Kann man unter den Bedingungen, die Sie schildern, solche Momente schaffen?

Das ist der Grund, weshalb ich aus der Altenpflege rausgehe. Egal, wie man sich dreht und wendet: Man kann es nicht mehr schaffen.

Was haben Sie stattdessen vor?

Ich gehe ins Hospiz. Da herrscht ein anderer Personalschlüssel. Den Bewohnern werden Wünsche erfüllt, die wären in der Altenpflege gar nicht möglich. Es ist zum Beispiel grausam, was den Bewohnern in der Altenpflege an Essen angeboten wird. Das ist das Billigste vom Billigsten.

Aber es ist auch eine Arbeit, die viel Kraft erfordert. Haben Sie Respekt davor?

Auf jeden Fall. Ich glaube, es wird nicht einfach, weil die Krankheitsbilder teilweise sehr heftig sein werden, gerade was Krebs angeht.
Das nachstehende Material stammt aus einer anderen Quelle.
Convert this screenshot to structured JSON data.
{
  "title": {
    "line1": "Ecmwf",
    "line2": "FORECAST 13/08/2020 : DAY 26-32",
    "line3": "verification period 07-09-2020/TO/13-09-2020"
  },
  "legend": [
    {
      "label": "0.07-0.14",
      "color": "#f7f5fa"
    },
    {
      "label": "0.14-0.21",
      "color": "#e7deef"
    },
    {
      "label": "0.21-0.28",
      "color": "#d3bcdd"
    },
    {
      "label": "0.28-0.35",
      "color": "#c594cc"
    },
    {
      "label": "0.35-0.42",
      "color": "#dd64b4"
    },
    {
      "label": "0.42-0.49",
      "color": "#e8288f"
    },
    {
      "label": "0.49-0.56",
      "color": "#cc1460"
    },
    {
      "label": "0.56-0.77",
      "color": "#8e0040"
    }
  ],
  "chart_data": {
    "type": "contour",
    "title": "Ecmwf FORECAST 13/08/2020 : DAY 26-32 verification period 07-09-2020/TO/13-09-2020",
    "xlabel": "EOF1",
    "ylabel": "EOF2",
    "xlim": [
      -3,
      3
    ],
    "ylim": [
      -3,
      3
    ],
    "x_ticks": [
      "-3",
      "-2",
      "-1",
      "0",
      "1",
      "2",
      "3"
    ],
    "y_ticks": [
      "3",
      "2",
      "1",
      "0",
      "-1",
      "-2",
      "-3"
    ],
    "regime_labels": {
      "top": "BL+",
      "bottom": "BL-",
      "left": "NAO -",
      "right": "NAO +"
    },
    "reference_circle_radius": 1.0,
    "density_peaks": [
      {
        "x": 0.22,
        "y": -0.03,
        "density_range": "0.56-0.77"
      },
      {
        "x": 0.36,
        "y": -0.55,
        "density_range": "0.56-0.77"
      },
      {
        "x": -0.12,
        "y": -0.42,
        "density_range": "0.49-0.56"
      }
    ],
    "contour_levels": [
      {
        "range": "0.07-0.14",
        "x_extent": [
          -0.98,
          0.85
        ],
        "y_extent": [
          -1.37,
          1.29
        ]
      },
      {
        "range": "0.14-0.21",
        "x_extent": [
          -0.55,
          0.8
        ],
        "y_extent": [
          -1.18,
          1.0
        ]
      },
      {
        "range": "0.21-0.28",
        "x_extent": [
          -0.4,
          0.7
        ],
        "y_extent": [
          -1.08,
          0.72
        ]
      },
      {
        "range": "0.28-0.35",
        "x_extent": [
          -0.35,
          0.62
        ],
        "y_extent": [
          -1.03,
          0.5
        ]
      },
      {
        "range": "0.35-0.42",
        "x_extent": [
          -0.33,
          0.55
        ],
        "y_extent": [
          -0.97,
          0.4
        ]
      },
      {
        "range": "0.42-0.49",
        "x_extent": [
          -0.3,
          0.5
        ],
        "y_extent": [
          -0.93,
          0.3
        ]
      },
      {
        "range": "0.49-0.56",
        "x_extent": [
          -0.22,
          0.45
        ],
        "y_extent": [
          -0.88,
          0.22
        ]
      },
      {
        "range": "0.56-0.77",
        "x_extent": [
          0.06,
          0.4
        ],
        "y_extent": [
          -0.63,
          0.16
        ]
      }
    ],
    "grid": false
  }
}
Aber wenn man die letzten Momente so schön wie möglich gestalten kann, ist das ein anderes Gefühl als in der Altenpflege, wo Palliativpatienten alleine gelassen werden, weil niemand Zeit hat.

Während der Coronakrise wurde viel über die Pflege geredet. Glauben Sie, das hilft?

Meine Hoffnung ist, dass man aufwacht. Die Bezahlung muss attraktiver werden. Die meisten Krankenhäuser haben Tarifverträge, aber in den Pflegeeinrichtungen wird häufig an den Lohnuntergrenzen gearbeitet. Da sind wir mit den Gewerkschaften dran. Aber Geld ist nicht alles. Es braucht einen besseren Personalschlüssel.

Was hat sich geändert, nachdem Sie den Betriebsrat gegründet hatten?

Wir haben den Tarifvertrag vorangetrieben, der seit dem ersten Juni gilt. Das hat enorme Kraft gekostet. Wir mussten sogar streiken. Jetzt sind die Dienstpläne nicht mehr willkürlich. Wir achten darauf, dass Arbeitszeiten und Ruhezeiten eingehalten werden. Auch bei Kündigungen muss der Betriebsrat angehört werden.

Ein Tag Streik hat gereicht?

Ja, das war ein tolles Erlebnis. Wir wussten vorher nicht, wer kommt. Aber es hat ein Zeichen gesetzt. Das hat ausgereicht. Wir haben auch die Presse mobilisiert. Dann ist die Politik aufgeschreckt und hat gefragt: Was ist denn bei euch los?

Hat sich die Leitungsebene inzwischen mit dem Betriebsrat arrangiert?

Ja, man merkt, dass die Zusammenarbeiten gut ist. Eigentlich schade, dass ich gerade jetzt gehe, wo es so gut läuft. Das sagt auch meine Chefin.